Winter is returning, and with it the Yangmingshan Calla Lily festival, which means that once again while heading up Yangmingshan to teach students there twice a week I’ll have to share the bus with gaggles of giggling young couples clutching armfuls of white calla lily blooms.
What’s the big deal with calla lilies and the annual Jhuzihu Calla Lilly Festival? What drives so many to venture up into frigid, mist-shrouded Yangmingshan at the nastiest time of year just to see a muddy fields of apple-green foliage studded with white funnel-flowers which don’t even have a scent? Those who seem to think that the calla lillies at Jhuzihu make a fine display in the early months of the year really must make a point next summer of hiring a scooter, renting a car, joining a tour, or otherwise finding some way to get down to Taiwan’s east coast during the hot months (August and September are best) and see one of Taiwan’s most astounding annual sights: the blooming of the three great daylily plantations in southern Hualien and northern Taidong Counties that grow these golden buds for use in soup and other dishes in countless restaurants around the island.
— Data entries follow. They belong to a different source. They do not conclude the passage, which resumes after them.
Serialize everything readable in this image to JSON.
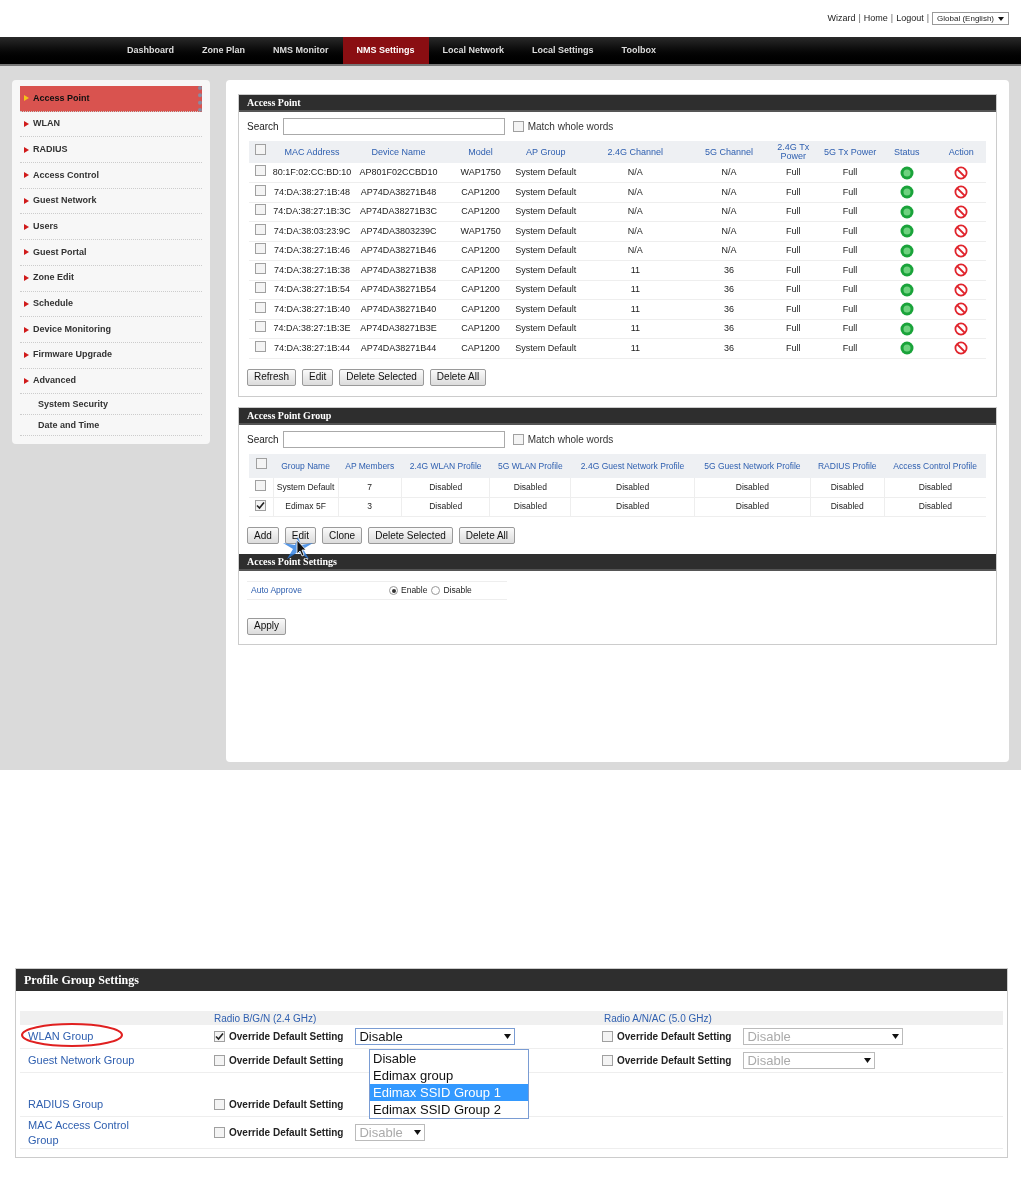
{
  "top_links": [
    "Wizard",
    "Home",
    "Logout"
  ],
  "link_separator": "|",
  "language_select": "Global (English)",
  "nav": [
    {
      "label": "Dashboard",
      "selected": false
    },
    {
      "label": "Zone Plan",
      "selected": false
    },
    {
      "label": "NMS Monitor",
      "selected": false
    },
    {
      "label": "NMS Settings",
      "selected": true
    },
    {
      "label": "Local Network",
      "selected": false
    },
    {
      "label": "Local Settings",
      "selected": false
    },
    {
      "label": "Toolbox",
      "selected": false
    }
  ],
  "sidebar": [
    {
      "label": "Access Point",
      "kind": "item",
      "selected": true
    },
    {
      "label": "WLAN",
      "kind": "item",
      "selected": false
    },
    {
      "label": "RADIUS",
      "kind": "item",
      "selected": false
    },
    {
      "label": "Access Control",
      "kind": "item",
      "selected": false
    },
    {
      "label": "Guest Network",
      "kind": "item",
      "selected": false
    },
    {
      "label": "Users",
      "kind": "item",
      "selected": false
    },
    {
      "label": "Guest Portal",
      "kind": "item",
      "selected": false
    },
    {
      "label": "Zone Edit",
      "kind": "item",
      "selected": false
    },
    {
      "label": "Schedule",
      "kind": "item",
      "selected": false
    },
    {
      "label": "Device Monitoring",
      "kind": "item",
      "selected": false
    },
    {
      "label": "Firmware Upgrade",
      "kind": "item",
      "selected": false
    },
    {
      "label": "Advanced",
      "kind": "item",
      "selected": false
    },
    {
      "label": "System Security",
      "kind": "subitem",
      "selected": false
    },
    {
      "label": "Date and Time",
      "kind": "subitem",
      "selected": false
    }
  ],
  "access_point": {
    "title": "Access Point",
    "search_label": "Search",
    "match_label": "Match whole words",
    "match_checked": false,
    "select_all_checked": false,
    "columns": [
      "MAC Address",
      "Device Name",
      "Model",
      "AP Group",
      "2.4G Channel",
      "5G Channel",
      "2.4G Tx Power",
      "5G Tx Power",
      "Status",
      "Action"
    ],
    "rows": [
      {
        "checked": false,
        "cells": [
          "80:1F:02:CC:BD:10",
          "AP801F02CCBD10",
          "WAP1750",
          "System Default",
          "N/A",
          "N/A",
          "Full",
          "Full"
        ],
        "online": true
      },
      {
        "checked": false,
        "cells": [
          "74:DA:38:27:1B:48",
          "AP74DA38271B48",
          "CAP1200",
          "System Default",
          "N/A",
          "N/A",
          "Full",
          "Full"
        ],
        "online": true
      },
      {
        "checked": false,
        "cells": [
          "74:DA:38:27:1B:3C",
          "AP74DA38271B3C",
          "CAP1200",
          "System Default",
          "N/A",
          "N/A",
          "Full",
          "Full"
        ],
        "online": true
      },
      {
        "checked": false,
        "cells": [
          "74:DA:38:03:23:9C",
          "AP74DA3803239C",
          "WAP1750",
          "System Default",
          "N/A",
          "N/A",
          "Full",
          "Full"
        ],
        "online": true
      },
      {
        "checked": false,
        "cells": [
          "74:DA:38:27:1B:46",
          "AP74DA38271B46",
          "CAP1200",
          "System Default",
          "N/A",
          "N/A",
          "Full",
          "Full"
        ],
        "online": true
      },
      {
        "checked": false,
        "cells": [
          "74:DA:38:27:1B:38",
          "AP74DA38271B38",
          "CAP1200",
          "System Default",
          "11",
          "36",
          "Full",
          "Full"
        ],
        "online": true
      },
      {
        "checked": false,
        "cells": [
          "74:DA:38:27:1B:54",
          "AP74DA38271B54",
          "CAP1200",
          "System Default",
          "11",
          "36",
          "Full",
          "Full"
        ],
        "online": true
      },
      {
        "checked": false,
        "cells": [
          "74:DA:38:27:1B:40",
          "AP74DA38271B40",
          "CAP1200",
          "System Default",
          "11",
          "36",
          "Full",
          "Full"
        ],
        "online": true
      },
      {
        "checked": false,
        "cells": [
          "74:DA:38:27:1B:3E",
          "AP74DA38271B3E",
          "CAP1200",
          "System Default",
          "11",
          "36",
          "Full",
          "Full"
        ],
        "online": true
      },
      {
        "checked": false,
        "cells": [
          "74:DA:38:27:1B:44",
          "AP74DA38271B44",
          "CAP1200",
          "System Default",
          "11",
          "36",
          "Full",
          "Full"
        ],
        "online": true
      }
    ],
    "buttons": [
      "Refresh",
      "Edit",
      "Delete Selected",
      "Delete All"
    ]
  },
  "ap_group": {
    "title": "Access Point Group",
    "search_label": "Search",
    "match_label": "Match whole words",
    "match_checked": false,
    "select_all_checked": false,
    "columns": [
      "Group Name",
      "AP Members",
      "2.4G WLAN Profile",
      "5G WLAN Profile",
      "2.4G Guest Network Profile",
      "5G Guest Network Profile",
      "RADIUS Profile",
      "Access Control Profile"
    ],
    "rows": [
      {
        "checked": false,
        "cells": [
          "System Default",
          "7",
          "Disabled",
          "Disabled",
          "Disabled",
          "Disabled",
          "Disabled",
          "Disabled"
        ]
      },
      {
        "checked": true,
        "cells": [
          "Edimax 5F",
          "3",
          "Disabled",
          "Disabled",
          "Disabled",
          "Disabled",
          "Disabled",
          "Disabled"
        ]
      }
    ],
    "buttons": [
      "Add",
      "Edit",
      "Clone",
      "Delete Selected",
      "Delete All"
    ]
  },
  "ap_settings": {
    "title": "Access Point Settings",
    "label": "Auto Approve",
    "options": [
      {
        "label": "Enable",
        "selected": true
      },
      {
        "label": "Disable",
        "selected": false
      }
    ],
    "button": "Apply"
  },
  "profile_group": {
    "title": "Profile Group Settings",
    "radio_24": "Radio B/G/N (2.4 GHz)",
    "radio_5": "Radio A/N/AC (5.0 GHz)",
    "rows": [
      {
        "label": "WLAN Group",
        "circled": true,
        "radio24": {
          "checked": true,
          "label": "Override Default Setting",
          "value": "Disable",
          "disabled": false
        },
        "radio5": {
          "checked": false,
          "label": "Override Default Setting",
          "value": "Disable",
          "disabled": true
        }
      },
      {
        "label": "Guest Network Group",
        "radio24": {
          "checked": false,
          "label": "Override Default Setting"
        },
        "radio5": {
          "checked": false,
          "label": "Override Default Setting",
          "value": "Disable",
          "disabled": true
        }
      },
      {
        "label": "RADIUS Group",
        "radio24": {
          "checked": false,
          "label": "Override Default Setting"
        }
      },
      {
        "label": "MAC Access Control Group",
        "radio24": {
          "checked": false,
          "label": "Override Default Setting",
          "value": "Disable",
          "disabled": true
        }
      }
    ],
    "dropdown": [
      {
        "label": "Disable",
        "selected": false
      },
      {
        "label": "Edimax group",
        "selected": false
      },
      {
        "label": "Edimax SSID Group 1",
        "selected": true
      },
      {
        "label": "Edimax SSID Group 2",
        "selected": false
      }
    ]
  }
}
It’s not necessary to love flowers, to be in love or to even have any special interest in the natural world to be moved by the magnificence of the display that unfolds each year in August and September at three main places: Liushidanshan (六十石山) and Chihkeshan (赤科山) in southern Hualien County, and Taimali (太麻里) in Taidong County.
Among the three, my favorite is Liushidanshan (which is also the easiest to reach – eight kilometers from Highway 9 – the main route through the East Rift Valley) but in full bloom, the first two are compulsory stops on any summer visit to the East Rift Valley, while Taimali makes an unforgettable stopover while heading south from Taidong city along the coast.